Since notes can potentially change, it’s best not to remove them by filtering out specific values. In our case, Remove Top Rows is appropriate, so we can perform the following steps:

Select Remove Rows on the Home ribbon.

Select Remove Top Rows.

Enter 3 in the Number of rows box.

Select OK.

Now that we have removed the top three rows, we can use the first row for the column names by selecting Use First Row as Headers on the Home ribbon. The result should look like Figure 1-25.
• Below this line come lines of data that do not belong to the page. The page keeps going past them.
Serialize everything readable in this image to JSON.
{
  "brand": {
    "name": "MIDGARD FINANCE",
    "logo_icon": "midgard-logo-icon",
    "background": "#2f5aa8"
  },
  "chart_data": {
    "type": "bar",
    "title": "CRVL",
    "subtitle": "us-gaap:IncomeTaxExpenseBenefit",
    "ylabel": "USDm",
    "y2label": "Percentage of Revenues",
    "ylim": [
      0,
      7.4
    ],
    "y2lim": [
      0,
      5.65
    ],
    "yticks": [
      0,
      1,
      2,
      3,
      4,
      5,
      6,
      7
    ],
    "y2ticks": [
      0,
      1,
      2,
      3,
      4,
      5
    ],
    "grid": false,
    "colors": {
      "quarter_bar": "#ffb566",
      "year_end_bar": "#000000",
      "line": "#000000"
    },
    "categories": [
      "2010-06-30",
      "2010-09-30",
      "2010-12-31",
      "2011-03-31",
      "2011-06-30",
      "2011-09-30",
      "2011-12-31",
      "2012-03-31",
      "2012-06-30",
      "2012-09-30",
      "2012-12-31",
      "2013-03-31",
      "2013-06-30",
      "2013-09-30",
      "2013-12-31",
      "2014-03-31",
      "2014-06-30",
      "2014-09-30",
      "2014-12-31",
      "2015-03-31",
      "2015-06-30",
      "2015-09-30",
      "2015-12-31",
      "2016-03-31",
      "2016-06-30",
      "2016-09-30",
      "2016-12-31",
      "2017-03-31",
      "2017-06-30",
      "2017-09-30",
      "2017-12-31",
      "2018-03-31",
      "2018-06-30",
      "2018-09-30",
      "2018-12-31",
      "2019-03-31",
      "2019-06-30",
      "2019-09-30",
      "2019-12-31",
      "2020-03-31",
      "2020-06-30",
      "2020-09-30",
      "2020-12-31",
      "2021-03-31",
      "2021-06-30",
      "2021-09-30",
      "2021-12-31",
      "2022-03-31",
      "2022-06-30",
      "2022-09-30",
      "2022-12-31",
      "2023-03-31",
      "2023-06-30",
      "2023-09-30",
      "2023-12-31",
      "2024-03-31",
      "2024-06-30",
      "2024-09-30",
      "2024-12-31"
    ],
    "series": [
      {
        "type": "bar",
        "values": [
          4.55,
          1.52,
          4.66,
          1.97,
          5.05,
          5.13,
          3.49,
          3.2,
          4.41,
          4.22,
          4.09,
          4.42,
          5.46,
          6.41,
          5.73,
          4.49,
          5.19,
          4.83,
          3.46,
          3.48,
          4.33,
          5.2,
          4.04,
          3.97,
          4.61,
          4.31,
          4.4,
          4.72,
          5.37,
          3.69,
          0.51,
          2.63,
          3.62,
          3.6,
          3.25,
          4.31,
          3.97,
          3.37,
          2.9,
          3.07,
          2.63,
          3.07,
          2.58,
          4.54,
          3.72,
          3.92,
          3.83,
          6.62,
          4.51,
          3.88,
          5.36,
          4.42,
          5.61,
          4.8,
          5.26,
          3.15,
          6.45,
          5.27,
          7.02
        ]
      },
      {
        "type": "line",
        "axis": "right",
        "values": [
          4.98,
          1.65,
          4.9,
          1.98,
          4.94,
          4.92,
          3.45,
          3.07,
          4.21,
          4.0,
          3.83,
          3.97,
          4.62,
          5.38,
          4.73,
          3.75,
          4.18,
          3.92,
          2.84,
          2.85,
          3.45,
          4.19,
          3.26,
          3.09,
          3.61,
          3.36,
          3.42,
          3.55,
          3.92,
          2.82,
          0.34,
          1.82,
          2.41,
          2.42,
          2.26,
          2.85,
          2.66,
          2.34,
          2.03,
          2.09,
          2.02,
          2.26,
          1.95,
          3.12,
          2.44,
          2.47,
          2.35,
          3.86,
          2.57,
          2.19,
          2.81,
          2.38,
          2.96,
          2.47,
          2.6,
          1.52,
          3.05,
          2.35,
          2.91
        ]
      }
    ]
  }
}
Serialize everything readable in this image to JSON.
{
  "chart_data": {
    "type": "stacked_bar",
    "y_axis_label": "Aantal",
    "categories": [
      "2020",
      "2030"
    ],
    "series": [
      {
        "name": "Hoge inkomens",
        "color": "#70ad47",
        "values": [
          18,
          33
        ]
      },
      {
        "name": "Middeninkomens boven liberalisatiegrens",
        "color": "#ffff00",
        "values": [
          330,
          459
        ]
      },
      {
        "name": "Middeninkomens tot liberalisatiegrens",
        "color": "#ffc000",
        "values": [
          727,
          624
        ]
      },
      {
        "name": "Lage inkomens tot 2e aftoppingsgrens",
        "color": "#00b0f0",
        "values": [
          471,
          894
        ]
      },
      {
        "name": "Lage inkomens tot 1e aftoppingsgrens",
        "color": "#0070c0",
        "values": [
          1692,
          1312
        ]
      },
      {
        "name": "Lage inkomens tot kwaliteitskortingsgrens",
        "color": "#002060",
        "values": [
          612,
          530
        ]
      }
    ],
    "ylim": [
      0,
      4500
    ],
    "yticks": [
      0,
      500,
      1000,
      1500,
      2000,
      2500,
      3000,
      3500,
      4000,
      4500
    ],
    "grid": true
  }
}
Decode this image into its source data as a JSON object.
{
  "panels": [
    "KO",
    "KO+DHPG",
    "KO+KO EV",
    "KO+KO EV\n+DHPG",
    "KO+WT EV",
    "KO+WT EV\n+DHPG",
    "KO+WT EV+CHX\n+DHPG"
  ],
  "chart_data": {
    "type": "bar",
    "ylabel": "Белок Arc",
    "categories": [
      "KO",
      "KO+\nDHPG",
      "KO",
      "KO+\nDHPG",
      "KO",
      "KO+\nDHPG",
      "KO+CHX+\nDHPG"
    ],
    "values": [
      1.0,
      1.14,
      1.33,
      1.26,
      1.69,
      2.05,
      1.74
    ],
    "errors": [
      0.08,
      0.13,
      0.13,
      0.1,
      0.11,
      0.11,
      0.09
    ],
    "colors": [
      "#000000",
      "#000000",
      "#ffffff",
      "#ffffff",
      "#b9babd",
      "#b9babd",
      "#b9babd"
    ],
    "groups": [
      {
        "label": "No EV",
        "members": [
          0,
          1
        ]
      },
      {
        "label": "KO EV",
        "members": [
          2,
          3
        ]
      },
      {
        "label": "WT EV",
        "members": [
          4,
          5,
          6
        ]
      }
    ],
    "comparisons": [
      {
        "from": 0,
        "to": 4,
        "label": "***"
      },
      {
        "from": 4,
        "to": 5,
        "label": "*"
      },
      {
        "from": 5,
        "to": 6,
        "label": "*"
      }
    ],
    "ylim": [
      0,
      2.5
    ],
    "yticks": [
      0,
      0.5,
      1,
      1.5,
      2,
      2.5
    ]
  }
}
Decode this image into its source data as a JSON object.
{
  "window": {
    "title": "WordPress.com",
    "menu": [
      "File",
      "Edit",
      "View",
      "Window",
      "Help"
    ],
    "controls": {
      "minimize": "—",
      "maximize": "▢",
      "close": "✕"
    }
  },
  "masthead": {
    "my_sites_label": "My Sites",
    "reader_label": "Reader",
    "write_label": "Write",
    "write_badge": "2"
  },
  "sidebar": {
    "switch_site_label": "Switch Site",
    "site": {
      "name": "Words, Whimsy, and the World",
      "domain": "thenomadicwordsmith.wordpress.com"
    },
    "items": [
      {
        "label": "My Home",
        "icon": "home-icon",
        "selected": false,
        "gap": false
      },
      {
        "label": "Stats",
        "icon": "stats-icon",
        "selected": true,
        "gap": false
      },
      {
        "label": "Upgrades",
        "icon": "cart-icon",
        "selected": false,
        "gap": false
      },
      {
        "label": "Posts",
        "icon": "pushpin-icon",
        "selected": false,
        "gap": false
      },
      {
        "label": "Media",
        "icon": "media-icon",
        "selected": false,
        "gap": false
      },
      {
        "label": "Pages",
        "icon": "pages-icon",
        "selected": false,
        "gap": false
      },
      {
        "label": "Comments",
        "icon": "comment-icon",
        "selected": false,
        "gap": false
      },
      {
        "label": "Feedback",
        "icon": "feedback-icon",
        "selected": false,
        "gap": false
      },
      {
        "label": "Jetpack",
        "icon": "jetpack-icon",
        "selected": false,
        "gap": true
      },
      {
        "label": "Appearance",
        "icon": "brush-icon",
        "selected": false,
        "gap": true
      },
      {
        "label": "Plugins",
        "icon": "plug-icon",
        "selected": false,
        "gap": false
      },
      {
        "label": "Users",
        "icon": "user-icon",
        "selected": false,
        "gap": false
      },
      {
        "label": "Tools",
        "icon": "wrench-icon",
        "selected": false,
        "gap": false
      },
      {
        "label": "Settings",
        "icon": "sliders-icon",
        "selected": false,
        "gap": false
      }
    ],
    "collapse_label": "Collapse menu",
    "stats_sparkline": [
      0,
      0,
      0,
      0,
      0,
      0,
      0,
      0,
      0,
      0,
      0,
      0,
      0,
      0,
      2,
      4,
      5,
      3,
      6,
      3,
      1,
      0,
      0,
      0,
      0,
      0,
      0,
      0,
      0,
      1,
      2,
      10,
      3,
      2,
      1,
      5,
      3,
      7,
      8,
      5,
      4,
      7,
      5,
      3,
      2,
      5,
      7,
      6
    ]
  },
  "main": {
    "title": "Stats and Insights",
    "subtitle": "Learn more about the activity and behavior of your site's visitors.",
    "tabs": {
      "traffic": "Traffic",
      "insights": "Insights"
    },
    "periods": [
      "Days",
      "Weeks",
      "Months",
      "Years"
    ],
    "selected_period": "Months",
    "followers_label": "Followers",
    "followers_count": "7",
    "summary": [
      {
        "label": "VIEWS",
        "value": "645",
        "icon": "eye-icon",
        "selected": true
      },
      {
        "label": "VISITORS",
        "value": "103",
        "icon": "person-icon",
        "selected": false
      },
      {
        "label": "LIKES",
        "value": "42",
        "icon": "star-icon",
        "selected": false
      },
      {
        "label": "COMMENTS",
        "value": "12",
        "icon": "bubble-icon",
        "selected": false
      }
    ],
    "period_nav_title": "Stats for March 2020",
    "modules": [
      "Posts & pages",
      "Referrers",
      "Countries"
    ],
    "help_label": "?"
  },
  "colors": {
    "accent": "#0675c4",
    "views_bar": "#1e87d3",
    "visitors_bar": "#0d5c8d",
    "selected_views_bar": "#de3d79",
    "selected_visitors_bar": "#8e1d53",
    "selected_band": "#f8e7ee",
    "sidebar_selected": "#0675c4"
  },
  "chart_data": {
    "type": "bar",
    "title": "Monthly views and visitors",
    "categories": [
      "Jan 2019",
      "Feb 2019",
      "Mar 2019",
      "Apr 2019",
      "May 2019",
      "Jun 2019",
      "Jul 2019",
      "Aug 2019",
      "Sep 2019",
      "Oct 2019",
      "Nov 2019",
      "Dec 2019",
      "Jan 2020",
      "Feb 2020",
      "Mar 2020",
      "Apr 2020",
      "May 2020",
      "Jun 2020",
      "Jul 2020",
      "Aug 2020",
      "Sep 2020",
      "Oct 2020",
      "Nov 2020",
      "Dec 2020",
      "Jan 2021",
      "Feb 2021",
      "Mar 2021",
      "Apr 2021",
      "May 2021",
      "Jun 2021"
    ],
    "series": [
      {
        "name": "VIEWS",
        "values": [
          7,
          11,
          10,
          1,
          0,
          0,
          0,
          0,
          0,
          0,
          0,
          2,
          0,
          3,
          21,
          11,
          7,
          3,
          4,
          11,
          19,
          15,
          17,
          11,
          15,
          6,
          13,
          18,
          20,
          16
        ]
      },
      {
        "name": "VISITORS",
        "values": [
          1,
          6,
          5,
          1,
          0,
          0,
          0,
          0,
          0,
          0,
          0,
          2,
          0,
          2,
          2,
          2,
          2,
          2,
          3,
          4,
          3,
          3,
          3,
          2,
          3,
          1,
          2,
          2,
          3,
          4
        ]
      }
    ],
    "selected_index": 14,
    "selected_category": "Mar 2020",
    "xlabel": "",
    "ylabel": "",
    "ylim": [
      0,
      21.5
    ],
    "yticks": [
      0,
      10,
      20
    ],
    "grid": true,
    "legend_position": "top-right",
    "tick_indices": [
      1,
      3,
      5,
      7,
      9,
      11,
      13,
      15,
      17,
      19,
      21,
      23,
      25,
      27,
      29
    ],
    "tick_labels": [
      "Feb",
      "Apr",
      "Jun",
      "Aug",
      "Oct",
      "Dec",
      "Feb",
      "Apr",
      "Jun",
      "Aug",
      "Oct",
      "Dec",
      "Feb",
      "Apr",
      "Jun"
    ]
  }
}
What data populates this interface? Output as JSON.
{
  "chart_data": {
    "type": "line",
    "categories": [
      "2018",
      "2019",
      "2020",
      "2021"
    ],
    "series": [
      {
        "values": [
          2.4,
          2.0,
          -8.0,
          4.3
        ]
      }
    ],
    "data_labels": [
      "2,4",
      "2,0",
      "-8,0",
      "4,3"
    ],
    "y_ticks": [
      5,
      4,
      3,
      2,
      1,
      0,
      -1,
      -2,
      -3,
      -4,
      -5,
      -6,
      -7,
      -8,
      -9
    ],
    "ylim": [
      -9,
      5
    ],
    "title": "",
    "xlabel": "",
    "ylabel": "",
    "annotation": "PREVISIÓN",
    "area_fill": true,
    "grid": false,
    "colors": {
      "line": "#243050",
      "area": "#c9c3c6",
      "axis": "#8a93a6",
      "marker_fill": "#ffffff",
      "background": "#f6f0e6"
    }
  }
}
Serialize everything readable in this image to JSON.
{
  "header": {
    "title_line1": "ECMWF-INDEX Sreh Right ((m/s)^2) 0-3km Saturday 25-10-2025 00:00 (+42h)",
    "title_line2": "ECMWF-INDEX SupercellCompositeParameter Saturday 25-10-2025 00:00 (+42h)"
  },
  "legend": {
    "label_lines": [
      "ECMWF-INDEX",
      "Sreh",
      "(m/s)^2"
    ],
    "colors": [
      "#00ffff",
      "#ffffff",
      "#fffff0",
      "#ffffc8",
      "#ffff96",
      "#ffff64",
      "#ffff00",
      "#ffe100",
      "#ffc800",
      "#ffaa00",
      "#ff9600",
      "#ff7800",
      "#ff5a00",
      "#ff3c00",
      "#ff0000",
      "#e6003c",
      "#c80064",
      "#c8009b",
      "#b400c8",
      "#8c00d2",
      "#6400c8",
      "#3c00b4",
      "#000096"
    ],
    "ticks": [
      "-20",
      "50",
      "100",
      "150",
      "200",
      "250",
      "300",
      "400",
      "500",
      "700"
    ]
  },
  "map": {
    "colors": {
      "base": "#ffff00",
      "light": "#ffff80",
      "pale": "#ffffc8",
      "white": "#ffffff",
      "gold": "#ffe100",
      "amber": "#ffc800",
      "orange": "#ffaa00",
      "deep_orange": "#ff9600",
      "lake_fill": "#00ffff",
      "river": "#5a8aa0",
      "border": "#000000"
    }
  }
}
FIGURE 1-25 Targets for 2022 with unnecessary rows removed and headers in place

Note how Power Query automatically detected column types, this time correctly since only the first column is a text column and all the other columns are numeric.

Next, you can see that the last row is a total row, and the last column, Year Target, is a total column. You need to remove both, because keeping them may result in incorrect aggregation later in Power BI.

There are several ways to remove the last row, and which way is best for you depends on several factors:

  • If you’re sure that the last row is always going to be a total row, you can remove it in the same way that you removed the top three rows earlier.
  • If, on the other hand, you’re not sure that the total row is always going to be there, it’s safer to filter out a specific value from the Buying Group column—in our example, Buying Group Total.
  • Depending on business logic, you can also apply a text filter that excludes values that end with the word Total. This kind of filter relies on actual Buying Group column values not ending with Total.

Important Case Sensitivity In Power Query

Since Power Query is case-sensitive by default, you must exclude the word “Total”; filtering out “total” won’t work.

Let’s say you’re sure that only the total row label ends with the word Total, so we can apply a corresponding filter to the Buying Group column as follows:

Select the filter button on the Buying Group column header.

Select Text Filters > Does Not End With.

Enter Total in the box next to the drop-down list that shows does not end with.

Select OK.

The last row is now filtered out, and you should remove the last column as well, since it contains totals for the year. To do so, select the Year Target column and press the Delete key.

With the totals gone, Power Query Editor should show “13 columns, 3 rows” in the lower-left corner. However, the current Targets for 2022 query still does not meet our goals because we don’t have a single date or month column. Instead, targets for each month appear in a separate column. We’ll address this issue next.